К Декларации Сергия Страгородского будут обращаться все последующие поколения русских архиереев в России и за ее пределами. К примеру, в 1989 году, в год 400-летия установления патриаршества в России, архиепископ Куйбышевский Иоанн (Снычев), выступая на международной научно-церковной конференции, выделял две задачи, которые с помощью декларации стремился решить Сергий: во-первых, достигнуть легализации в условиях Советского государства и общества; во-вторых, преодолеть церковные расколы и сохранить преемственно-каноническую структуру Высшего церковного управления. И давал следующий ответ: «Обе задачи были трудными. Трудность первой состояла в том, что не все еще из православных дошли до ясного понимания самой легализации. Для многих она мыслилась не чем иным, как только подчинением Божьего кесариви, как измена Православию. Отсюда, естественно, всякий шаг, направляемый кем бы то ни было на сближение Церкви и Государства, уже расценивался как уклонение от истины. Трудность второй задачи заключалась в преодолении неправых мыслей о каноническом достоинстве преемственной церковной власти, передаваемой от одного лица к другому по завещанию, а не по определению Собора, и в пресечении незаконных притязаний стремившихся самочинно присвоить себе права Первосвятителя Русской церкви и стать во главе управления»112.
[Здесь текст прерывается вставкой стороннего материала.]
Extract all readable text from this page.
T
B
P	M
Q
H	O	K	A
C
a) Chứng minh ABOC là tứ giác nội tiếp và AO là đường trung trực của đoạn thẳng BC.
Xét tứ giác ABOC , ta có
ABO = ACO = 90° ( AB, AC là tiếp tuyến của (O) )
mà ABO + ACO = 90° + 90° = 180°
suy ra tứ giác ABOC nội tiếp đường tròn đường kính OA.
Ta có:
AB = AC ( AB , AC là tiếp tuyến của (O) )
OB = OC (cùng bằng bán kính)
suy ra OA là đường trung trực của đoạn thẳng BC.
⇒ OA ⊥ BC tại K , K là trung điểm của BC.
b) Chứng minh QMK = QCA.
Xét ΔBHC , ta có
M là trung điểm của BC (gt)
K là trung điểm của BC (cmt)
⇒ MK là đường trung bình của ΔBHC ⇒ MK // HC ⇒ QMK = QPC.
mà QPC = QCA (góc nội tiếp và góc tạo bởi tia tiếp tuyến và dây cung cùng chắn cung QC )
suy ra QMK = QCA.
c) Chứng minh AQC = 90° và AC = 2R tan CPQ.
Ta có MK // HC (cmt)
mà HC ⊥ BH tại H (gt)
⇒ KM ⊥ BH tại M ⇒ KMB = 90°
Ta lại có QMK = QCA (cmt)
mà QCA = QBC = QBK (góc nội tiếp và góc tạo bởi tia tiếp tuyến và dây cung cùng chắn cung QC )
И в других своих работах, посвященных церковным расколам 1920–1930-х годов, владыка Иоанн обличал: «Никакие личные недостатки митрополита Сергия не могут служить оправданием для противников „сергианства“. Церковь признает единственную причину, наличие которой может оправдать отделение от первенствующего епископа, – публично проповедуемую ересь… Личная благонамеренность вождей раскола ни в коем случае не может служить оправданием их незаконных действий. „Ревность не по разуму“, как показывает многовековая церковная история, многократно приводила тех, кто подпадал под ее влияние, к печальному и пагубному концу»113.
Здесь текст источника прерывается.